Who knew? I tell you the first effect: it does fill you up a lot quicker than you expect.

But still room for a collard wrap. I order one. Another three bucks. It has a beautiful “pâté” that makes me think, well, tuna salad. “We use sunflower seeds for our base,” J.P. says. He also uses flavorings like fresh dill and dulse — seaweed.

Mmm. This is all so fresh and tasty. And then I go a little crazy and order a slice of the pizza. It doesn’t have the same flavor burst. I mean, it’s still nutty, but…Maybe, because I’m getting full, a) the “pastry” flavors seem pretty much the same, and b) my, how those seeds, maybe sunflower, stick in your teeth. It’s good, and you know it’s doing you good, but you start to pine for some other flavor.

So I figure, how’s about something sweet now. I ask for a slice of banana-carob coconut pie ($3). Boy, what a relief. Easy on the teeth, rich, squelchy with coconut shavings and carob flavoring. Okay, now its coconut shavings are clogging ye interstices. But it’s worth it.

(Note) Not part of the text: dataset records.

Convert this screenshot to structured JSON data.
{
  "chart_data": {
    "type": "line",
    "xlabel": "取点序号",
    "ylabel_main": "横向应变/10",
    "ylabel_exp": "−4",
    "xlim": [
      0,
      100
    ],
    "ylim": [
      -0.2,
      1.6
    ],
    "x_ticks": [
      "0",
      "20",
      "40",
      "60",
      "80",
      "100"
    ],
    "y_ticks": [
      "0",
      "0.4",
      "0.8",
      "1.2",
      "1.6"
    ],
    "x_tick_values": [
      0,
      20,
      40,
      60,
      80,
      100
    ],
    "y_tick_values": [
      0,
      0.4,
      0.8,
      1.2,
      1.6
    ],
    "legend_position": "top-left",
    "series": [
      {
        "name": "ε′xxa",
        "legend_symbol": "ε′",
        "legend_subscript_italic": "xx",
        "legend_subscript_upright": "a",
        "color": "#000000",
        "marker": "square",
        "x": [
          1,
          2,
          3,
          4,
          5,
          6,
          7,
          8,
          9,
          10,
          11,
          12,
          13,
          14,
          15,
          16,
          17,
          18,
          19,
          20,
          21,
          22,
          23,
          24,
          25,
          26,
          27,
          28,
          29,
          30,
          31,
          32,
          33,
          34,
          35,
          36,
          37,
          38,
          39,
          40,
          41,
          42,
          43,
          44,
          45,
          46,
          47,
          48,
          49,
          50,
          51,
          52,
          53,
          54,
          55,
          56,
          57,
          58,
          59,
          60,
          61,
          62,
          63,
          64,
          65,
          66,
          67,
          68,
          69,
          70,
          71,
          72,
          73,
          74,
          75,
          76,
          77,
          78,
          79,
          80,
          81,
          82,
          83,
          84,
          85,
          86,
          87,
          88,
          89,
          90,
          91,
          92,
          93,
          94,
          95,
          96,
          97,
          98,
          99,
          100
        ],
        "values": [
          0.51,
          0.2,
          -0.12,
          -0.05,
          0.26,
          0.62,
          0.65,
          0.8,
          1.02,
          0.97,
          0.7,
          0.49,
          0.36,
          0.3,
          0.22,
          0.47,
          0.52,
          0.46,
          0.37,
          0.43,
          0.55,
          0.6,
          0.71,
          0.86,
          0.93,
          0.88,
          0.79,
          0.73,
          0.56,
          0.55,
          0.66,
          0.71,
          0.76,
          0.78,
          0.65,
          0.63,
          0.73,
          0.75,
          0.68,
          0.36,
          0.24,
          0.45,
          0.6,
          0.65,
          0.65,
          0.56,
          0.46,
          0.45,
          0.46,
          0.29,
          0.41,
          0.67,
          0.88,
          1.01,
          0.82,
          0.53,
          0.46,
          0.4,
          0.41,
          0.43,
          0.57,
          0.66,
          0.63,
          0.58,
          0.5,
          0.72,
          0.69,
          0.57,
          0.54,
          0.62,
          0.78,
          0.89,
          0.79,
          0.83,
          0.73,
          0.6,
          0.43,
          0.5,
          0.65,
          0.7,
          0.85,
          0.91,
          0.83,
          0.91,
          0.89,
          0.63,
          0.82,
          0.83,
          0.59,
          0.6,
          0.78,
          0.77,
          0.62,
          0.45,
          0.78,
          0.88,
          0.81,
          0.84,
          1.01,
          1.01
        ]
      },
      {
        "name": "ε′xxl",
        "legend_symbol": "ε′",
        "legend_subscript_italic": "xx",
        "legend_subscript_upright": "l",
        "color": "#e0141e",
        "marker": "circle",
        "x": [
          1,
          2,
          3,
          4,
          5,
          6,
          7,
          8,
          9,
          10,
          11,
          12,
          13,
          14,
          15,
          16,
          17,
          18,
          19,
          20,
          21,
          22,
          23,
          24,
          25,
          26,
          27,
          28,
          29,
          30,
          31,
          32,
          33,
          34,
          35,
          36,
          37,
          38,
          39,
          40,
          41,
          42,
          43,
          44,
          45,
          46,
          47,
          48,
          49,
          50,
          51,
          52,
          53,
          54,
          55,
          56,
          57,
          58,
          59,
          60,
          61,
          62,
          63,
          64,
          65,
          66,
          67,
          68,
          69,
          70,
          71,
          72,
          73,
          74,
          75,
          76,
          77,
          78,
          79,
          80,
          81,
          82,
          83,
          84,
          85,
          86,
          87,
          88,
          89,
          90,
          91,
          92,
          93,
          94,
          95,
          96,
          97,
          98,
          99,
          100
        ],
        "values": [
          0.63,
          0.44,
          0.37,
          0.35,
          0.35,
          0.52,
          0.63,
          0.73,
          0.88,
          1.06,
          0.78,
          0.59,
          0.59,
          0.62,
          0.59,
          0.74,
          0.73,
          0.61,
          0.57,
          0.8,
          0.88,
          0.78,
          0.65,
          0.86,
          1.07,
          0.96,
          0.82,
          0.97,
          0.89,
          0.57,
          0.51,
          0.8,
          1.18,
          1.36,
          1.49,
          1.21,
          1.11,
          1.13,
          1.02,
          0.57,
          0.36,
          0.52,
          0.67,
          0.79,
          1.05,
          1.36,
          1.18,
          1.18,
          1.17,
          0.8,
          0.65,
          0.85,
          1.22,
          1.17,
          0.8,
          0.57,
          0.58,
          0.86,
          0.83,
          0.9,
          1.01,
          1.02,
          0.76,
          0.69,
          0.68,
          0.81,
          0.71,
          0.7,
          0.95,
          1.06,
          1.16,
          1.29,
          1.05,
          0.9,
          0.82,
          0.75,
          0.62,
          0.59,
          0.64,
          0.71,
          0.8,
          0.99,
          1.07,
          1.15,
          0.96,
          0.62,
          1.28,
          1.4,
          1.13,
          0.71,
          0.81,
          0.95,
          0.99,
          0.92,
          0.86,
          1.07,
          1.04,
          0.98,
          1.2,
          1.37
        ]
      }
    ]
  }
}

Ya gotta hand it to J.P. He’s a one-man movement trying to save us from our greasy-spoon selves. He’s a chef, an alum from O.B. People’s Organic Foods Co-op on Voltaire, someone who understands the hell of allergies and other limitations. “I grew up in Rhode Island and always wanted to be a chef, but I was also lactose intolerant. That’s how I became vegan and organic and began searching for alternatives and going raw.”

He says he doesn’t just talk the talk. He chews the chew. Eats what he preaches. “Today, I have had a couple of collard-green wraps, two bananas, and two slices of banana-berry pie. I’m full.”

He buys nothing from regular supermarkets. “Vons?” he says. “Vons will never see me.”

This gig at the O.B. market is haphazard, though. They haven’t secured a permanent spot. And they don’t have their own kitchen to prepare these dishes. Right now, Stephanie’s Bakery on Voltaire lets them prepare their food two nights a week, but J.P. is working on finding his own location. They sell at the Hillcrest and North Park markets, too.

But will these guys always be fringe? Actually, Jeff trades stocks by day, so he ain’t no way fringe. And J.P. thinks people are gradually accepting vegans and vegan ideas as mainstream. “Raw’s just the next step. Sure, we can survive on it. How do you think our ancestors got along before they tamed fire?”

Love it. The lion raws.

The Place: Peace Pies, O.B./Hillcrest/North Park farmers’ markets, 619-618-6960

Type of Food: Raw, vegan, organic, gluten-free

Prices: Cashew hummus pizza, $3 slice; collard wrap, $3 slice; raw quiche, $3 slice; cinnamon rolls, $2 each; banana-berry coconut pie, banana-carob coconut pie, and apple pie, all $3 slice

Hours: O.B. Market, on Newport between Cable and Bacon, Wednesdays, 4:00 p.m.–7:00 p.m. Also at Hillcrest market, DMV parking lot, 3960 Normal at Lincoln, Sundays, 9:00 a.m.–1:00 p.m.; and North Park market at University and 32nd Street, Thursday, 2:00 p.m.–6:00 p.m.